What You Need to Know

For many families, living on base provides perks like affordability, convenience, and community. These are especially helpful in competitive housing markets or when you receive orders to move with limited lead time.

If you are considering living on base, your first step is to contact the local housing office. To find the housing office at your duty station, go to this Military OneSource resource locator and type in the location. You will be connected to local support services, including the housing office.

Privatized Housing Reform

In 2019, MFAN launched a survey to understand the experiences of military families living in privatized military housing. The response we received was something we never could have anticipated — nearly 17,000 families responded in one week. We learned of families living in poor conditions, and since then, the spotlight has been on military housing.

Overall, it became evident that those in leadership roles did not have a firm understanding of the poor conditions of privatized military homes. In 2020, the Department of Defense publicly stated their intention to correct this situation.

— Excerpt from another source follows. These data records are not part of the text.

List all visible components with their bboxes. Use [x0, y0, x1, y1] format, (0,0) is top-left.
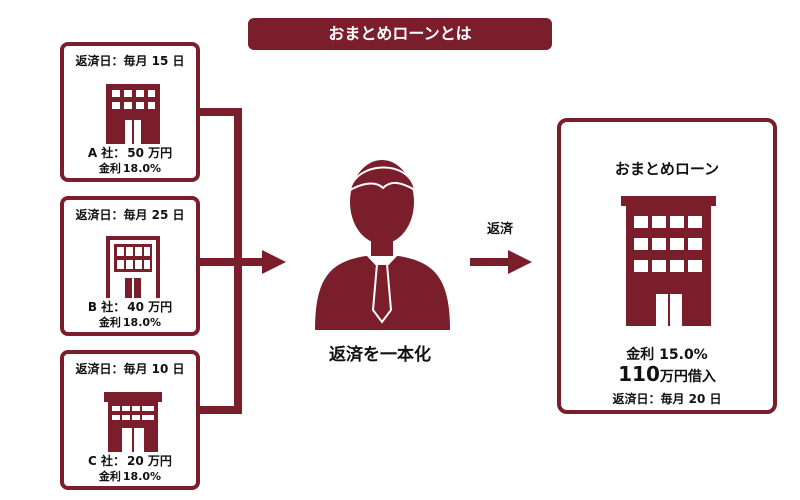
company-c-amount: C 社：20 万円 [88, 454, 172, 468]
loan-due: 返済日：毎月 20 日 [612, 392, 722, 406]
office-building-grid-icon [106, 84, 160, 144]
page-title: おまとめローンとは [248, 18, 552, 50]
company-c-due: 返済日：毎月 10 日 [75, 362, 185, 376]
company-b-due: 返済日：毎月 25 日 [75, 208, 185, 222]
repay-arrow-shaft [470, 258, 510, 266]
businessman-icon [315, 160, 450, 330]
loan-rate: 金利 15.0% [626, 347, 708, 363]
consolidated-loan-card: おまとめローン 金利 15.0% 110万円借入 返済日：毎月 20 日 [557, 118, 777, 414]
office-building-framed-icon [106, 236, 160, 298]
arrow-head-to-person [262, 250, 286, 274]
repay-arrow-label: 返済 [486, 222, 513, 237]
loan-name: おまとめローン [614, 160, 720, 178]
company-a-due: 返済日：毎月 15 日 [75, 54, 185, 68]
consolidate-label: 返済を一本化 [329, 345, 431, 365]
company-a-amount: A 社：50 万円 [87, 146, 173, 160]
repay-arrow-head [508, 250, 532, 274]
department-store-icon [104, 392, 162, 452]
company-b-amount: B 社：40 万円 [87, 300, 173, 314]
loan-amount: 110万円借入 [618, 362, 716, 386]
tall-office-building-icon [621, 196, 716, 326]
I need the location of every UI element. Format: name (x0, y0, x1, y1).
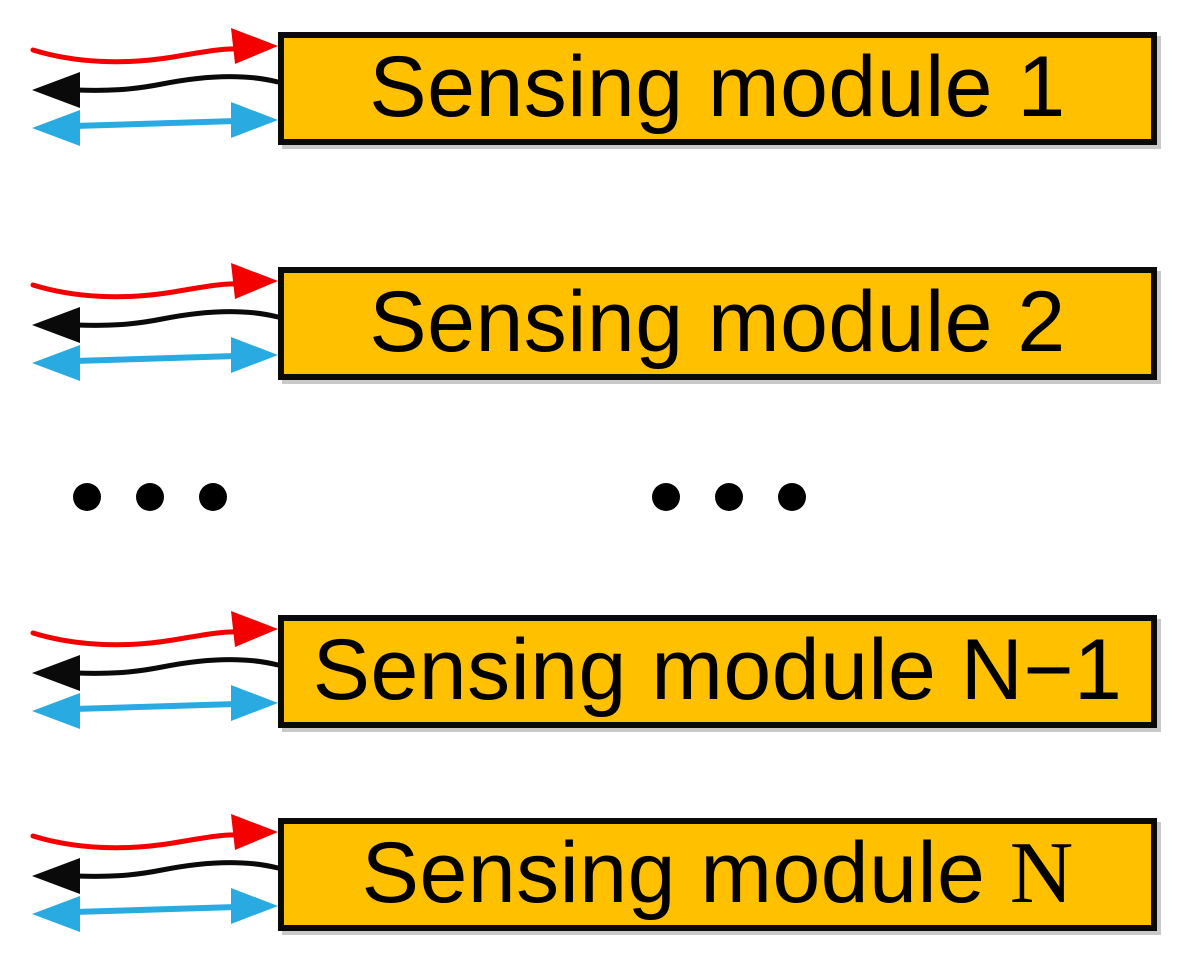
red-input-arrow (30, 611, 278, 648)
ellipsis-left (73, 483, 227, 511)
ellipsis-dot (652, 483, 680, 511)
blue-arrowhead-left (32, 110, 80, 146)
sensing-module-2-box: Sensing module 2 (278, 267, 1157, 380)
black-output-arrow (32, 307, 281, 343)
blue-arrowhead-right (231, 337, 278, 373)
blue-bidirectional-arrow (32, 102, 278, 146)
blue-bidirectional-arrow (32, 888, 278, 932)
ellipsis-dot (715, 483, 743, 511)
sensing-module-n-1-box: Sensing module N−1 (278, 615, 1157, 728)
red-arrow-line (30, 281, 241, 300)
blue-arrowhead-right (231, 102, 278, 138)
black-arrowhead-left (32, 307, 80, 343)
module-row-2: Sensing module 2 (30, 261, 1157, 385)
blue-arrow-line (71, 701, 239, 712)
module-row-n-1: Sensing module N−1 (30, 609, 1157, 733)
blue-arrowhead-left (32, 345, 80, 381)
red-arrowhead-right (231, 611, 278, 647)
sensing-module-n-1-label: Sensing module N−1 (312, 622, 1123, 718)
black-arrow-line (73, 860, 281, 879)
red-arrowhead-right (231, 814, 278, 850)
blue-arrowhead-right (231, 685, 278, 721)
sensing-module-n-box: Sensing module N (278, 818, 1157, 931)
red-arrow-line (30, 629, 241, 648)
red-input-arrow (30, 263, 278, 300)
black-output-arrow (32, 858, 281, 894)
black-arrowhead-left (32, 72, 80, 108)
blue-arrow-line (71, 118, 239, 129)
red-input-arrow (30, 28, 278, 65)
module-n-arrows (30, 814, 281, 932)
module-row-n: Sensing module N (30, 812, 1157, 936)
blue-bidirectional-arrow (32, 337, 278, 381)
ellipsis-dot (778, 483, 806, 511)
blue-arrowhead-right (231, 888, 278, 924)
black-arrowhead-left (32, 858, 80, 894)
module-1-arrows (30, 28, 281, 146)
ellipsis-dot (136, 483, 164, 511)
module-2-arrows (30, 263, 281, 381)
red-arrowhead-right (231, 263, 278, 299)
sensing-module-2-label: Sensing module 2 (369, 274, 1066, 370)
ellipsis-right (652, 483, 806, 511)
black-arrow-line (73, 657, 281, 676)
sensing-module-1-label: Sensing module 1 (369, 39, 1066, 135)
black-output-arrow (32, 72, 281, 108)
blue-arrow-line (71, 904, 239, 915)
black-arrow-line (73, 74, 281, 93)
ellipsis-dot (73, 483, 101, 511)
module-row-1: Sensing module 1 (30, 26, 1157, 150)
black-arrowhead-left (32, 655, 80, 691)
module-n-1-arrows (30, 611, 281, 729)
blue-arrow-line (71, 353, 239, 364)
black-arrow-line (73, 309, 281, 328)
red-input-arrow (30, 814, 278, 851)
blue-bidirectional-arrow (32, 685, 278, 729)
ellipsis-dot (199, 483, 227, 511)
red-arrow-line (30, 46, 241, 65)
black-output-arrow (32, 655, 281, 691)
sensing-module-n-label-serif: N (1009, 825, 1074, 922)
blue-arrowhead-left (32, 693, 80, 729)
red-arrow-line (30, 832, 241, 851)
blue-arrowhead-left (32, 896, 80, 932)
sensing-module-1-box: Sensing module 1 (278, 32, 1157, 145)
red-arrowhead-right (231, 28, 278, 64)
sensing-module-n-label: Sensing module (361, 825, 1010, 921)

Understanding Your Rights & Responsibilities

A key outcome of privatized housing reform was the development of the tenant bill of rights, with 18 components designed to provide transparency and accountability, including:

  • A dispute resolution process.
  • A property maintenance history.
  • Universal lease agreements.

The full tenant bill of rights can be viewed here. Of course, it is also important to remember that as tenants, we share in the responsibility. Learn about your responsibilities as a tenant here.

Navigating Challenges With Privatized Military Housing

If you and your family run into a problem with your home that isn’t resolved by a typical maintenance request, there are steps you can take.

  1. Contact the Property Management Office (PMO).
  2. Elevate the request to your Community Director.
  3. Submit the dispute to the Military Housing Office (MHO) and request a meeting with the MHO and Community Director.
  4. The MHO will elevate the request through the chain of command and discuss with the project owner (e.g., Balfour Beatty, Corvias, Hunt Military Communities, Lincoln Military Housing).
  5. Seek independent legal counsel.